Here's three small patches, that should handle the issue
0001 - Adds the batching into pg_numa_query_pages, so that the callers
don't need to do anything.
The batching doesn't seem to cause any performance regression. 32-bit
systems can't use that much memory anyway, and on 64-bit systems the
batch is sufficiently large (1024).
0002 - Silences the valgrind about the memory touching. It replaces the
macro with a static inline function, and adds suppressions for both
32-bit and 64-bits. The 32-bit may be a bit pointless, because on my
rpi5 valgrind produces about a bunch of other stuff anyway. But doesn't
hurt.
The function now looks like this:
static inline void
pg_numa_touch_mem_if_required(void *ptr)
{
volatile uint64 touch pg_attribute_unused();
touch = *(volatile uint64 *) ptr;
}
I did a lot of testing on multiple systems to check replacing the macro
with a static inline function still works - and it seems it does. But if
someone thinks the function won't work, I'd like to know.

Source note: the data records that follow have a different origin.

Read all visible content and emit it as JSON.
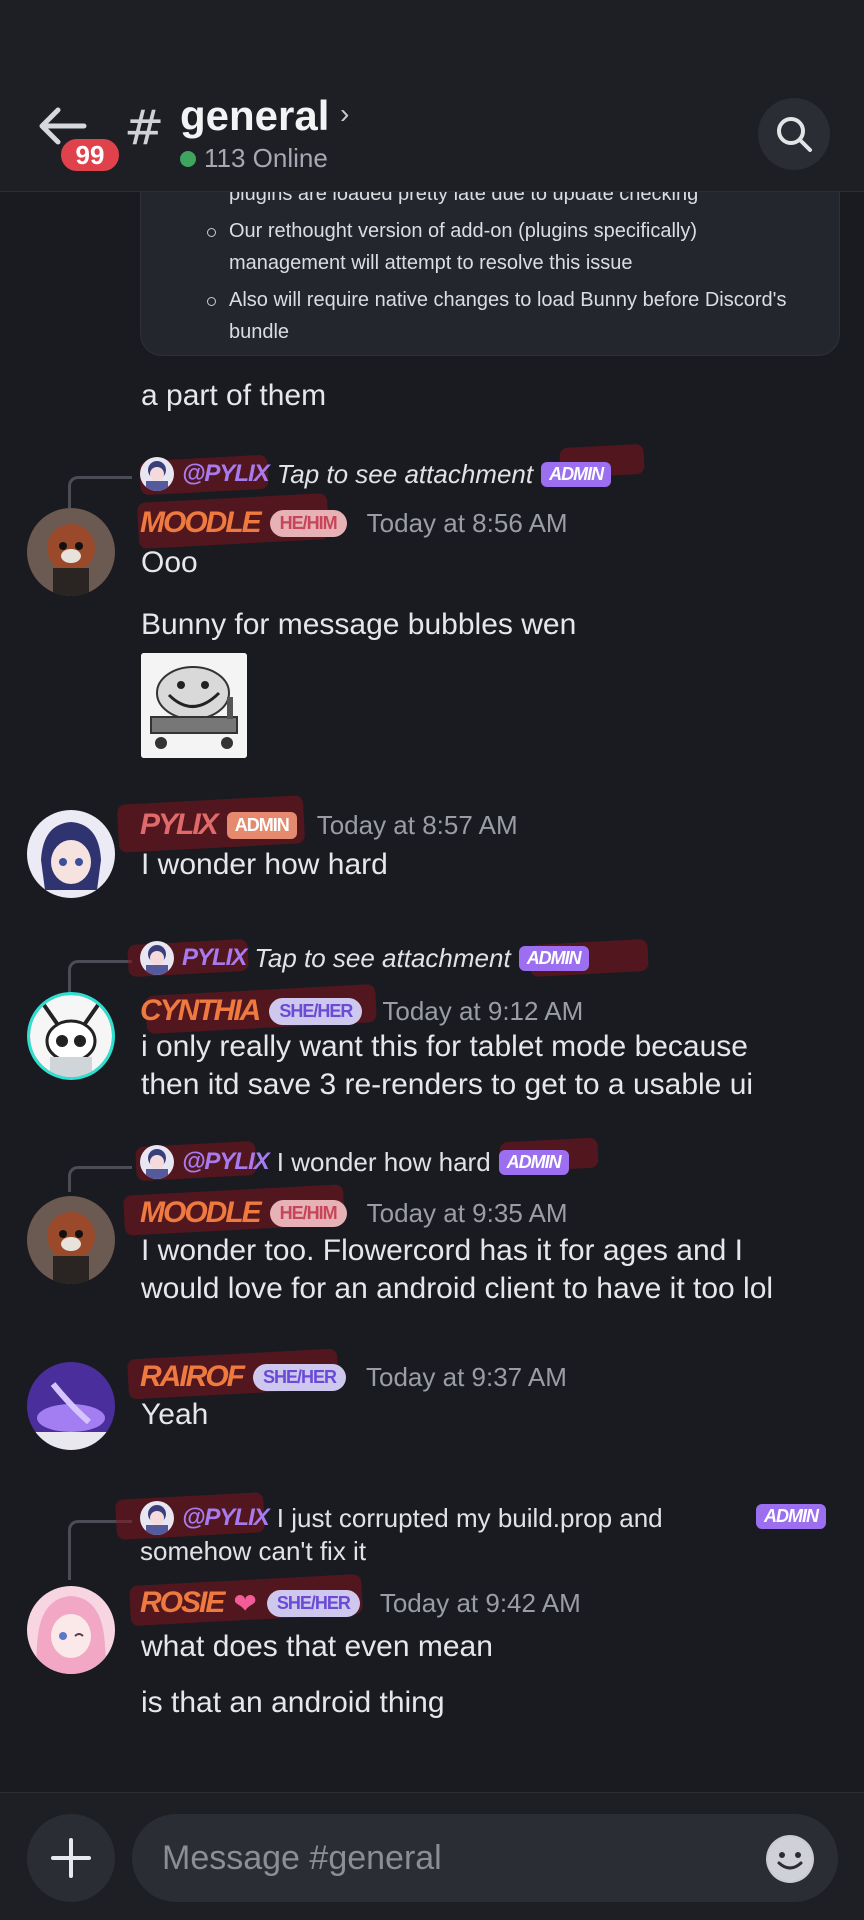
{
  "header": {
    "unread_count": "99",
    "channel_hash": "#",
    "channel_name": "general",
    "chevron": "›",
    "online_text": "113 Online"
  },
  "embed": {
    "items": [
      "plugins are loaded pretty late due to update checking",
      "Our rethought version of add-on (plugins specifically) management will attempt to resolve this issue",
      "Also will require native changes to load Bunny before Discord's bundle"
    ]
  },
  "messages": [
    {
      "text": "a part of them"
    },
    {
      "reply": {
        "name": "@PYLIX",
        "text": "Tap to see attachment",
        "badge": "ADMIN"
      },
      "author": "MOODLE",
      "pronoun": "HE/HIM",
      "time": "Today at 8:56 AM",
      "lines": [
        "Ooo",
        "Bunny for message bubbles wen"
      ]
    },
    {
      "author": "PYLIX",
      "badge": "ADMIN",
      "time": "Today at 8:57 AM",
      "lines": [
        "I wonder how hard"
      ]
    },
    {
      "reply": {
        "name": "PYLIX",
        "text": "Tap to see attachment",
        "badge": "ADMIN"
      },
      "author": "CYNTHIA",
      "pronoun": "SHE/HER",
      "time": "Today at 9:12 AM",
      "lines": [
        "i only really want this for tablet mode because",
        "then itd save 3 re-renders to get to a usable ui"
      ]
    },
    {
      "reply": {
        "name": "@PYLIX",
        "text": "I wonder how hard",
        "badge": "ADMIN"
      },
      "author": "MOODLE",
      "pronoun": "HE/HIM",
      "time": "Today at 9:35 AM",
      "lines": [
        "I wonder too. Flowercord has it for ages and I",
        "would love for an android client to have it too lol"
      ]
    },
    {
      "author": "RAIROF",
      "pronoun": "SHE/HER",
      "time": "Today at 9:37 AM",
      "lines": [
        "Yeah"
      ]
    },
    {
      "reply": {
        "name": "@PYLIX",
        "text": "I just corrupted my build.prop and",
        "text2": "somehow can't fix it",
        "badge": "ADMIN"
      },
      "author": "ROSIE",
      "pronoun": "SHE/HER",
      "time": "Today at 9:42 AM",
      "lines": [
        "what does that even mean",
        "is that an android thing"
      ]
    }
  ],
  "composer": {
    "placeholder": "Message #general"
  },
  "colors": {
    "accent": "#a77bf0",
    "author_orange": "#ee7a3f",
    "online": "#3fa45d",
    "badge_red": "#e0424b"
  }
}
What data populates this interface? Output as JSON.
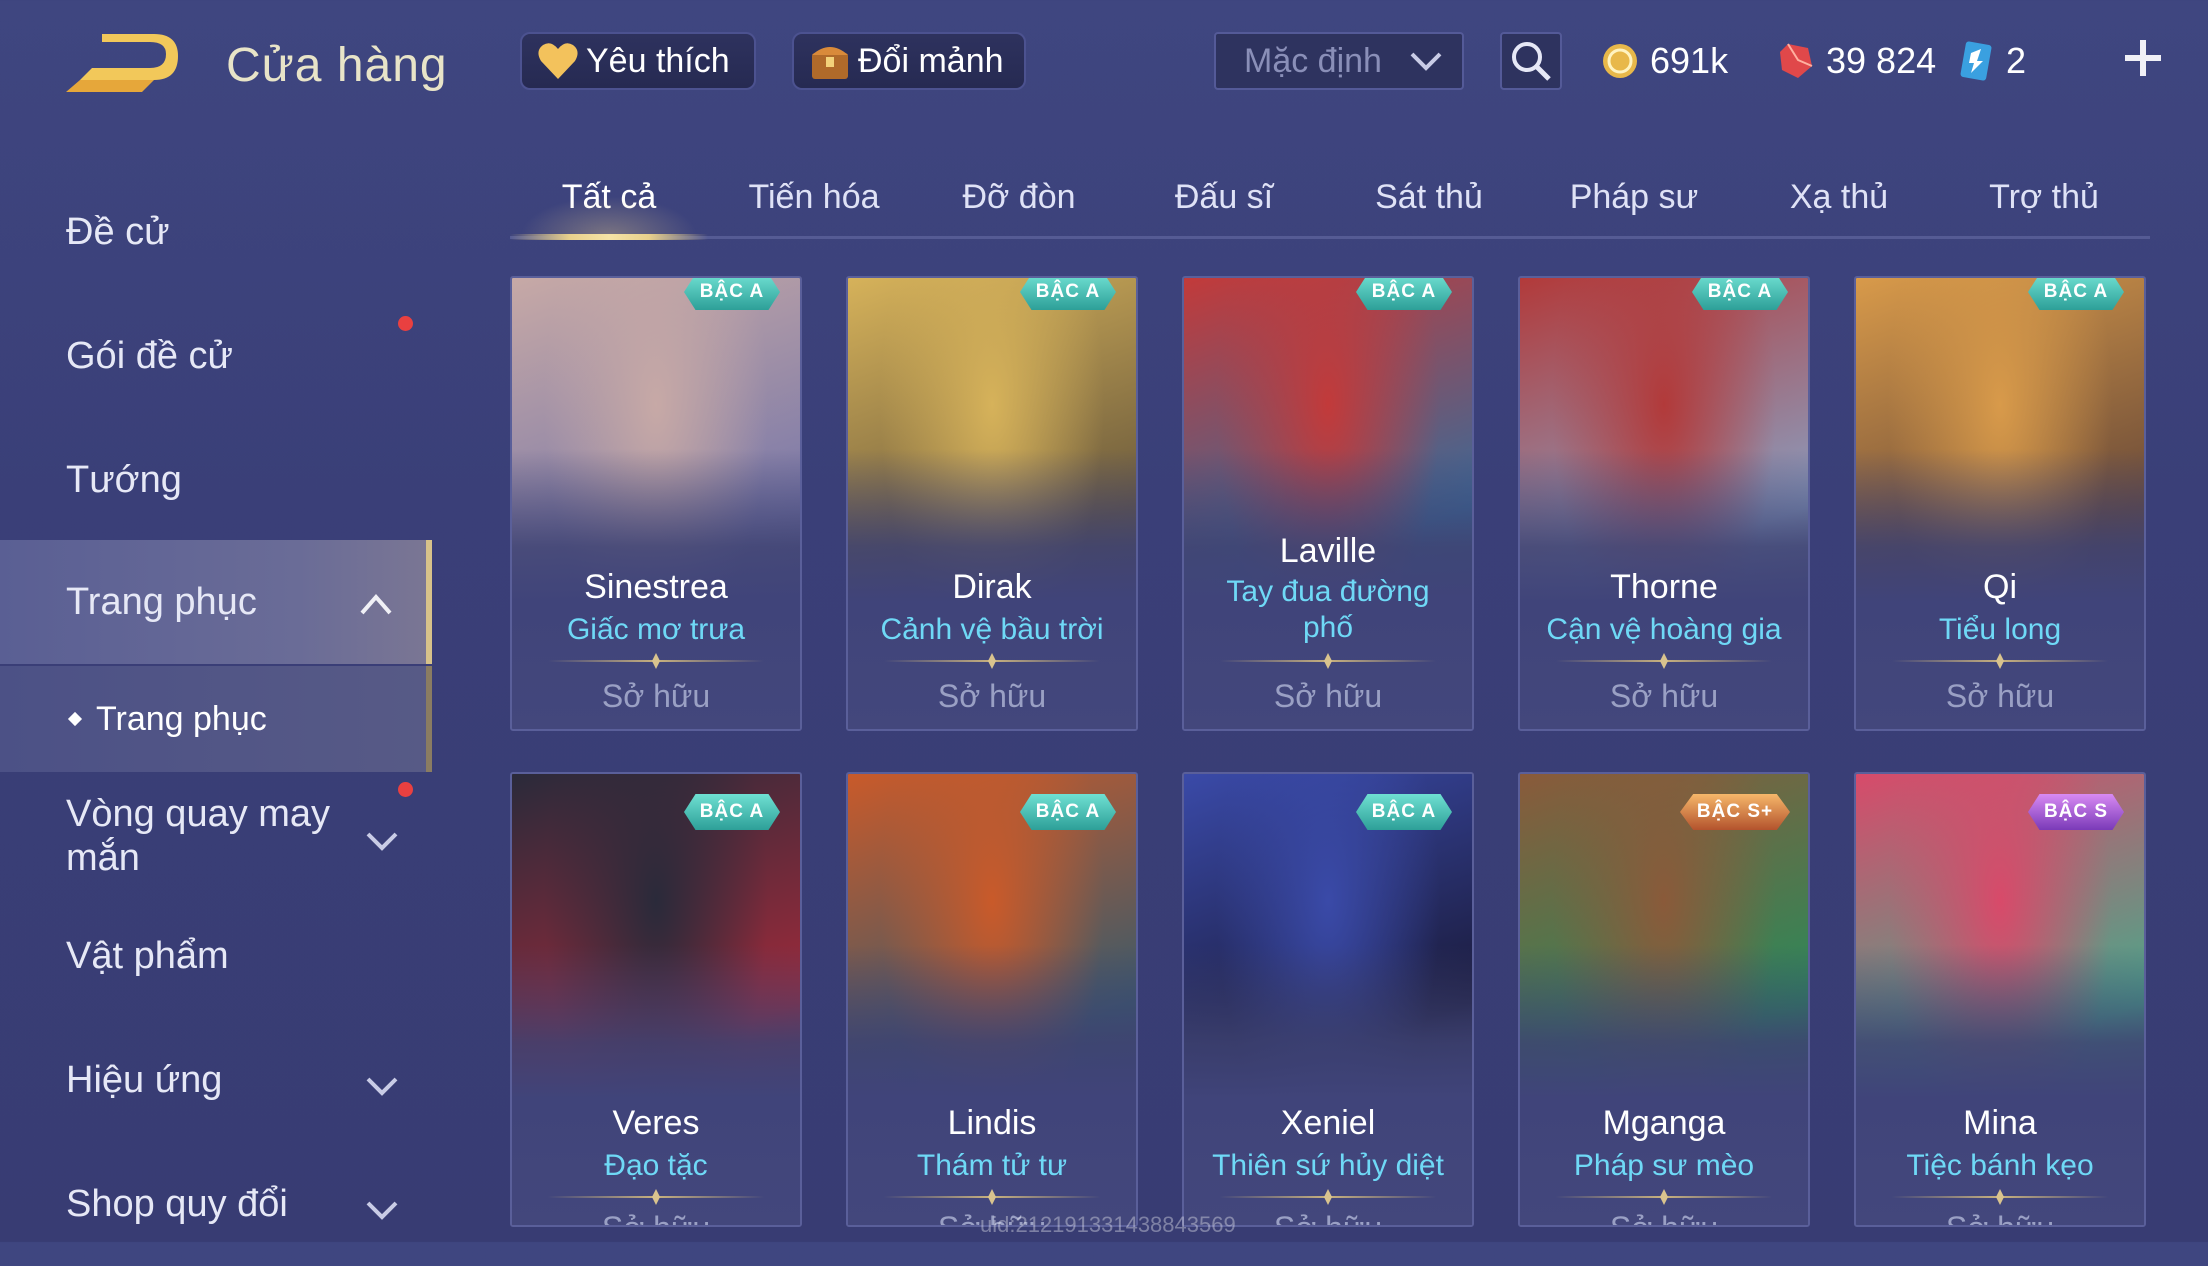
{
  "header": {
    "title": "Cửa hàng",
    "favorite_label": "Yêu thích",
    "fragment_label": "Đổi mảnh",
    "sort_selected": "Mặc định",
    "gold": "691k",
    "gems": "39 824",
    "cards": "2"
  },
  "sidebar": {
    "items": [
      {
        "label": "Đề cử"
      },
      {
        "label": "Gói đề cử"
      },
      {
        "label": "Tướng"
      },
      {
        "label": "Trang phục"
      },
      {
        "label": "Trang phục"
      },
      {
        "label": "Vòng quay may mắn"
      },
      {
        "label": "Vật phẩm"
      },
      {
        "label": "Hiệu ứng"
      },
      {
        "label": "Shop quy đổi"
      }
    ]
  },
  "tabs": [
    "Tất cả",
    "Tiến hóa",
    "Đỡ đòn",
    "Đấu sĩ",
    "Sát thủ",
    "Pháp sư",
    "Xạ thủ",
    "Trợ thủ"
  ],
  "cards": [
    {
      "hero": "Sinestrea",
      "skin": "Giấc mơ trưa",
      "tier": "BẬC A",
      "status": "Sở hữu",
      "colors": [
        "#c7a9a6",
        "#7a78a8"
      ]
    },
    {
      "hero": "Dirak",
      "skin": "Cảnh vệ bầu trời",
      "tier": "BẬC A",
      "status": "Sở hữu",
      "colors": [
        "#d6b25a",
        "#6b5a3c"
      ]
    },
    {
      "hero": "Laville",
      "skin": "Tay đua đường phố",
      "tier": "BẬC A",
      "status": "Sở hữu",
      "colors": [
        "#c23a3a",
        "#3a6a98"
      ]
    },
    {
      "hero": "Thorne",
      "skin": "Cận vệ hoàng gia",
      "tier": "BẬC A",
      "status": "Sở hữu",
      "colors": [
        "#b23a3a",
        "#8a9ec0"
      ]
    },
    {
      "hero": "Qi",
      "skin": "Tiểu long",
      "tier": "BẬC A",
      "status": "Sở hữu",
      "colors": [
        "#d89a4a",
        "#6a4a38"
      ]
    },
    {
      "hero": "Veres",
      "skin": "Đạo tặc",
      "tier": "BẬC A",
      "status": "Sở hữu",
      "colors": [
        "#2a2a3a",
        "#a02a3a"
      ]
    },
    {
      "hero": "Lindis",
      "skin": "Thám tử tư",
      "tier": "BẬC A",
      "status": "Sở hữu",
      "colors": [
        "#c95a2a",
        "#3a5a6a"
      ]
    },
    {
      "hero": "Xeniel",
      "skin": "Thiên sứ hủy diệt",
      "tier": "BẬC A",
      "status": "Sở hữu",
      "colors": [
        "#3a4aa8",
        "#1a1a3a"
      ]
    },
    {
      "hero": "Mganga",
      "skin": "Pháp sư mèo",
      "tier": "BẬC S+",
      "status": "Sở hữu",
      "colors": [
        "#8a5a3a",
        "#2a8a5a"
      ]
    },
    {
      "hero": "Mina",
      "skin": "Tiệc bánh kẹo",
      "tier": "BẬC S",
      "status": "Sở hữu",
      "colors": [
        "#d84a6a",
        "#4aa88a"
      ]
    }
  ],
  "watermark": "uid:212191331438843569"
}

0003 - While working on these patches, it occurred to me we could/should
add CHECK_FOR_INTERRUPTS() into the batch loop. This querying can take
quite a bit of time, so letting people to interrupt it seems reasonable.
It wasn't possible with just one call into the kernel, but with the
batching we can add a CFI.
Please, take a look.
regards
--
Tomas Vondra